Stories of Freedom Summer tell of courage, hope, and endurance.  They usually mention Bob Moses as mastermind behind the scenes, but he was all over Mississippi that summer.  Visiting Freedom Schools (featured next week in The Attic), organizing Mississippi Freedom Democrats, negotiating, teaching, and just being Bob Moses, a beacon of courage.

Stories circulated among volunteers.  How Moses had come into a SNCC office after it was bombed, laid out a cot and took a nap.  How when riding through the Delta, a shotgun blast hit the driver, forcing Moses to grab the wheel.  How he sat in an all-white  courtroom and pressed charges. . .

When he first came to Mississippi, it was, the NAACP chair said, “the bottom of the barrel.”  Just seven percent of blacks could vote.  When he left four years later, the “closed society” teemed with marchers, registration drives, and Freedom Schools.  And 60 percent of blacks could vote.  Bot Moses, however, was burnt out.

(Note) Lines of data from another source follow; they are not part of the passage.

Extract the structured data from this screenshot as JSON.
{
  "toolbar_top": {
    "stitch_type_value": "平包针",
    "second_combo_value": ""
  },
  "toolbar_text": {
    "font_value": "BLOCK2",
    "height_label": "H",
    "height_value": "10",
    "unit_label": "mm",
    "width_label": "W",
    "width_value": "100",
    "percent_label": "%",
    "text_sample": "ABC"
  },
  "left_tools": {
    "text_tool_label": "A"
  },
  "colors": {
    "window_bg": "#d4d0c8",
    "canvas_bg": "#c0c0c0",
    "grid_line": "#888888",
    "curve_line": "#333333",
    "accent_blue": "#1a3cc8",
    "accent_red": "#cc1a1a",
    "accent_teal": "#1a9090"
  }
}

He spent a decade in Africa, teaching, raising a family.  Returning to America, he was one of the first MacArthur geniuses.  He used his grant money to do what he left behind when he came South — teach math.  For the rest of his life, Moses ran The Algebra Project, blending Civil Rights history with innovative math games to get inner city kids excited about algebra.

No one would have bet on Bob Moses to survive Mississippi, but he died in 2021 during the George Floyd protests.  “I certainly don’t know, at this moment, which way the country might flip,” Moses told the New York Times.  “It can lurch backward as quickly as it can lurch forward.”

There was no great funeral, no national mourning.  But across Mississippi, thousands of Freedom School graduates, working in law or politics or education, gave thanks.  Meanwhile, hundreds of Freedom Summer volunteers reflected on their brush with greatness.

In the summer of 1961, Moses wrote a letter from jail.  “This is Mississippi, the middle of the iceberg.”  His letter went on to describe his cellmates singing, practicing SNCC’s “jail with no bail.”  “This is a tremor from the middle of the iceberg, from a stone that the builders rejected.”